People are going to want to act like LeBron James is relishing this. That there’s a part of James who is vindictively and sadistically savoring the kid who took his trophy failing like this. But it’s not like that among athletes, and it’s not like that between LeBron James and Derrick Rose.
Because some part of James sees what Rose is going through and recognizes it, empathizes with it, understands it. This isn’t to make James into some highly empathetic figure, or a kind-hearted, benevolent statesman for the game. James has shown enough behavior to warrant a piece of the criticism he’s earned. Probably not the vilification to the degree of him embodying everything evil, but James is the person who dismissively throws his warm-ups off, who spreads his pre-game laundry out as a barrier to reporters, who didn’t shake Orlando’s hand in 2009, who did orchestrate “The Decision,” etc. He is that guy.
But he’s also a player who was burdened at an obscenely young age with the hopes of a franchise. He was given the responsibility of being The Chosen One (which he embraced with a tat on his back), and leading Cleveland out of darkness and into Valhalla. Cleveland. You know, where sports hope goes to die. I’m not rubbing this in, Cleveland. It’s unendurable what you’ve gone through as a city. But the high pressure of trying to save a desperate people did weigh on James. LeBron was bested in the playoffs by the best power forward in NBA history, one of the best defenses ever seen mechanized by a Big 3 which set the model for what James would later do, by a ridiculously hot shooting Magic team that if the NBA Playoffs were pop-a-shot in 2009 would have won enough tickets to buy the whole freaking Chuck-E-Cheese, and again by that same defense. He did it with supporting players like Mo Williams, Antawn Jamison, Wally Szczerbiak, Larry Hughes, Ben Wallace, Daniel Gibson, Anderson Varejao. He knows what it’s like to have the entire world expecting you to be better than five men at once, all of whom are actively trying to kill you.
James knows how Rose feels when he sees Kyle Korver missing threes, destroying the only reason he’s supposed to be on the floor. He knows what it’s like for Rose when the Bulls can’t create space, find a lane, attack the basket or get a shot off without him. He knows what it’s like to feel like you have to do everything, and to know the opponent knows that, and to know the opponent knows you know.

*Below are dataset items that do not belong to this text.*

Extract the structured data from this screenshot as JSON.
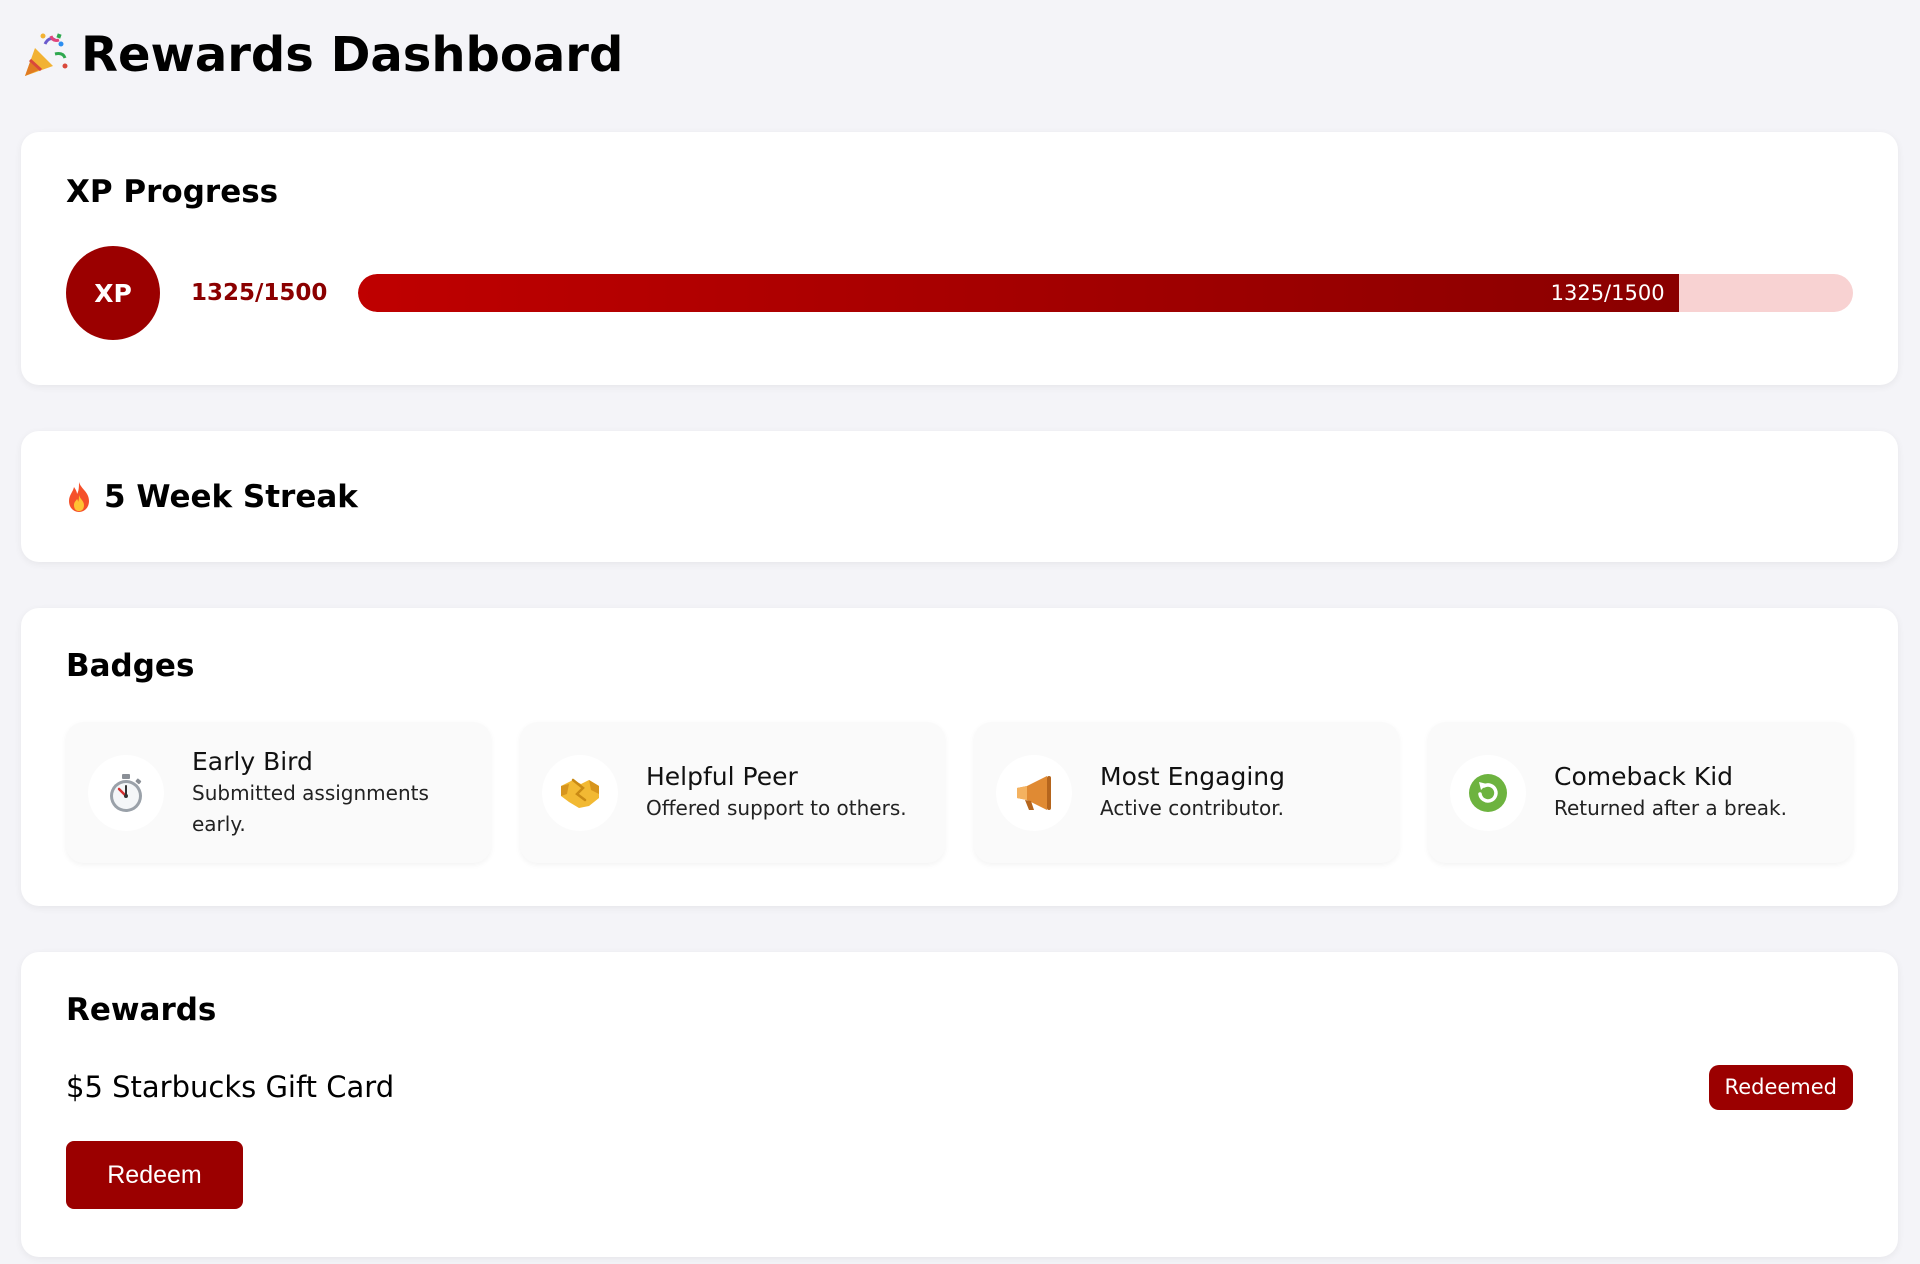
{
  "header": {
    "title": "Rewards Dashboard",
    "icon": "party-popper-icon"
  },
  "xp": {
    "heading": "XP Progress",
    "circle_label": "XP",
    "current": 1325,
    "goal": 1500,
    "value_text": "1325/1500",
    "bar_label": "1325/1500",
    "progress_fraction": 0.8833,
    "colors": {
      "fill_start": "#bf0000",
      "fill_end": "#8a0000",
      "track": "#f8d2d2",
      "accent": "#9b0000"
    }
  },
  "streak": {
    "icon": "fire-icon",
    "label": "5 Week Streak"
  },
  "badges": {
    "heading": "Badges",
    "items": [
      {
        "name": "Early Bird",
        "description": "Submitted assignments early.",
        "icon": "stopwatch-icon"
      },
      {
        "name": "Helpful Peer",
        "description": "Offered support to others.",
        "icon": "handshake-icon"
      },
      {
        "name": "Most Engaging",
        "description": "Active contributor.",
        "icon": "megaphone-icon"
      },
      {
        "name": "Comeback Kid",
        "description": "Returned after a break.",
        "icon": "refresh-icon"
      }
    ]
  },
  "rewards": {
    "heading": "Rewards",
    "items": [
      {
        "name": "$5 Starbucks Gift Card",
        "status": "Redeemed"
      }
    ],
    "redeem_label": "Redeem"
  }
}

And he knows what it’s like to fail.
James knows Rose, more than most will discuss because of the neat theatrics of Rose dismissing James in a text message over the summer. It’s easier to paint Rose as a saint and James as an evil demon prowling the streets of Chicago before DRose sent him packing. But it ignores fairly obvious elements. Like Derrick Rose being a Calipari product. And LeBron James and his crew being thick as thieves with Calipari.
James knows Rose, and he knows what he’s been through. He knows what it’s like to struggle and fail, to be beat up, worn down, exhausted, and constantly looking to your teammates and wondering why they can’t hit water if they fell out of a boat, or what that defensive rotation was, or where they were passing it to, or why no one else can create their own shot. He’s worn the shoes Derrick Rose is wearing and knows how hard it is to face the microphones thrust in his face after not being able to get it done. James knows how Rose feels and it’s the cause of two things.

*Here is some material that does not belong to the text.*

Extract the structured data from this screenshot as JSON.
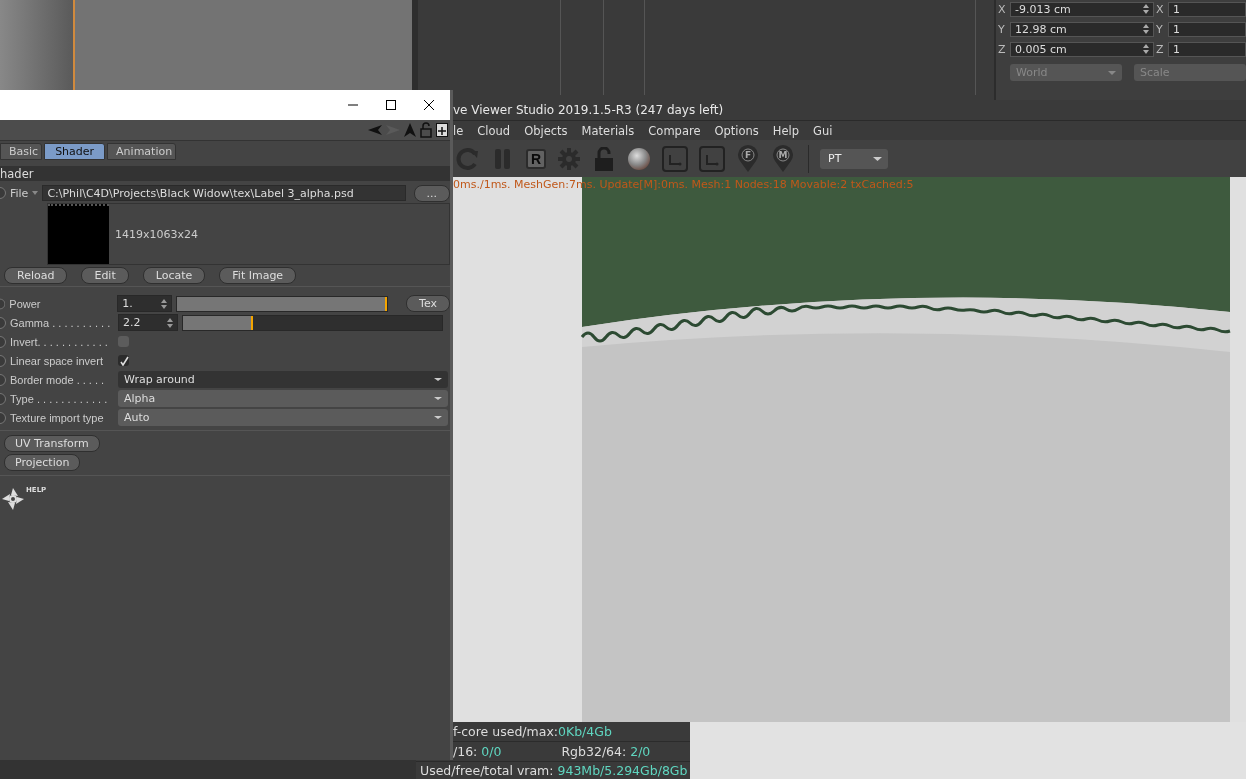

It’s why James keeps praising Rose, and it’s why James won’t let up on Rose for a second.
In Game 4, there was no clearer manifestation of James being the active deterrent to Rose. James blocked Rose’s notorious floater into the fifth row (ask Josh Smith how difficult that shot it to time). He blanketed Rose for the entire fourth, causing yet another in a long series of disastrous fourths for the MVP. He defended the game winning attempt, twice, forcing a turnover and a miss. Want proof of the effect James has on Rose? Rose misses more shots than he makes at the rim when LeBron James is on the floor in this series. It was key to the Heat’s 101-93 win in overtime to take a 3-1 series lead.
Derrick Rose is home. He’s a 22-year-old MVP on top of the world, playing for a shot in the Finals of a World Championship. He’s shouldering the load, playing long minutes (seriously, Tom Thibodeau doesn’t know the meaning of the world “breather”). He’s going through exactly what James went through year after year. It reminds James to stay consistent, to stay aggressive, to not go back to where Rose is. When this series is over, James will hug Rose and whisper in his ear words of encouragement the same way Kevin Garnett whispered in James’ ear last year. Because Garnett knew what it was like as well, to hold up a franchise, to be their Atlas, and to fail under the crushing weight. Eventually, the lesson goes (right or wrong), you have to go out and find your own support and stop waiting for management to give it to you. LeBron did and now he’s five wins away from the title that eluded him.
But when he whispers in Rose’s ear, it won’t be smug or pompous (no matter how smug or pompous James may be otherwise), it’ll be supportive and understanding. Basketball is a brotherhood, the marketing slogan says. But franchise saviors share a unique bond. It gives James no joy to do this to the MVP. But like everything else James has done over the past year…
It’s just business.
Game 5 is Thursday if Rose wants to delay that conversation a little longer.